In the 47 border constituencies seats up for grabs, the NDC managed to cling 36, with only a net loss of 6 and a net gain of 11, to the NPP’s disadvantage. This is reflective in the fact that, all border Constituencies, save the ones located in the Western, Ahafo and Bono regions are all in NDC strongholds; most voters in these areas stuck to their traditional way of voting, both in the Presidential and Parliamentary elections. The Jomoro constituency, for instance which is one of the only ones won by Nana Akufo-Addo is a swing constituency, which non-surprisingly voted ‘skirt and blouse.’

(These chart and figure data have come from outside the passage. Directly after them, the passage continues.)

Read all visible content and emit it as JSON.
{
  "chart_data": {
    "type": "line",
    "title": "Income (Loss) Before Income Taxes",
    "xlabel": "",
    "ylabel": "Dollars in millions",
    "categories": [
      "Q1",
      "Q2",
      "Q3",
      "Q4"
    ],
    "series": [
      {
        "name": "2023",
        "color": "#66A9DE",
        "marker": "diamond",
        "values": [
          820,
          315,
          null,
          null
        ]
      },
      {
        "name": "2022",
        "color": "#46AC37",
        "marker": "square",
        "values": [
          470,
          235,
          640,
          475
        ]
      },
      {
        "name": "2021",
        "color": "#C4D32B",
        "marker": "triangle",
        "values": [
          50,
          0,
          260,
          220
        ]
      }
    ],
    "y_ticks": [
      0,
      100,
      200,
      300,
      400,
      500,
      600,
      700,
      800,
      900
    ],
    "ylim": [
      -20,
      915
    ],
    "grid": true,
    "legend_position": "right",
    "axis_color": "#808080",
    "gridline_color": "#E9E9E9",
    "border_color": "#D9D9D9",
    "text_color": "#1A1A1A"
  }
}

Places like the Hohoe Constituency in the NDC stronghold of Volta Region is a unique occurrence as the NPP Parliamentary candidate John Peter Amewu, who is the Energy Minister won the seat. Amewu has contested the seat three times and lost to the NDC candidate Dr. Bernice Adiku Heloo. However, Dr. Heloo retired and the NDC’s ticket was taken over by Margaret Kweku whom, with less experience, failed to hold on to the seat for the NDC.
In key mining areas such Obuasi and Tarkwa, which are NPP strongholds, the unpopularity of the administration was felt. Despite the NPP keeping these areas, their numbers fell as compared to their 2016-win ratios. This reflects the controversies with ban on small scale mining and the seizure of equipment from miners in these areas. The enterprise which is the source of livelihood for many of the youth in these areas was threatened by the ban and fallouts from same. President Akufo-Addo, addressing the media during his first term, said he is ready to put his presidency on the line to deal with illegal mining and the casualties from his attempts at achieving that feat, registered their displeasure at the ballot box.
In strongholds across the country, an interesting trend emerged. While the NDC and the NPP maintained their hold on their key strongholds, the Akufo-Addo and the NPP saw reductions, in some cases, drastic reduction in their win percentage while the NDC recovered from its voter apathy in 2016 to garner more votes in their strongholds to solidify their win. This is despite the purposive voter suppression in the Volta Region which is the biggest stronghold of the NDC.
With the mystery of who controls the 8th Parliament of the Fourth Republic still unresolved, the NDC is determined to fight tooth and nail to claim what fairly sufficient evidence suggests is theirs. Should they succeed in their quest, it would be the first time in the Fourth Republic that the party which won the Presidential election fails to win a majority in Parliament.
Besides the disputed seats in the election, the NDC claims its Pink Sheets which are used to record polling station results do not support the declaration of Akufo-Addo as President. Already, the party and its flagbearer, former President John Mahama have rejected the declaration in a televised address on December 10, 2020 a day after the official declaration of results.
Mr. Mahama says there is no way his party would allow the will of the people to be subverted. Per Article 64 of the 1992 Constitution, any citizen of Ghana can petition the Supreme Court to challenge the declaration of Nana Akufo-Addo by the EC as President-elect. Mahama and his NDC have 21 days from December 9 –day of declaration—to pursue that option or the declaration stands.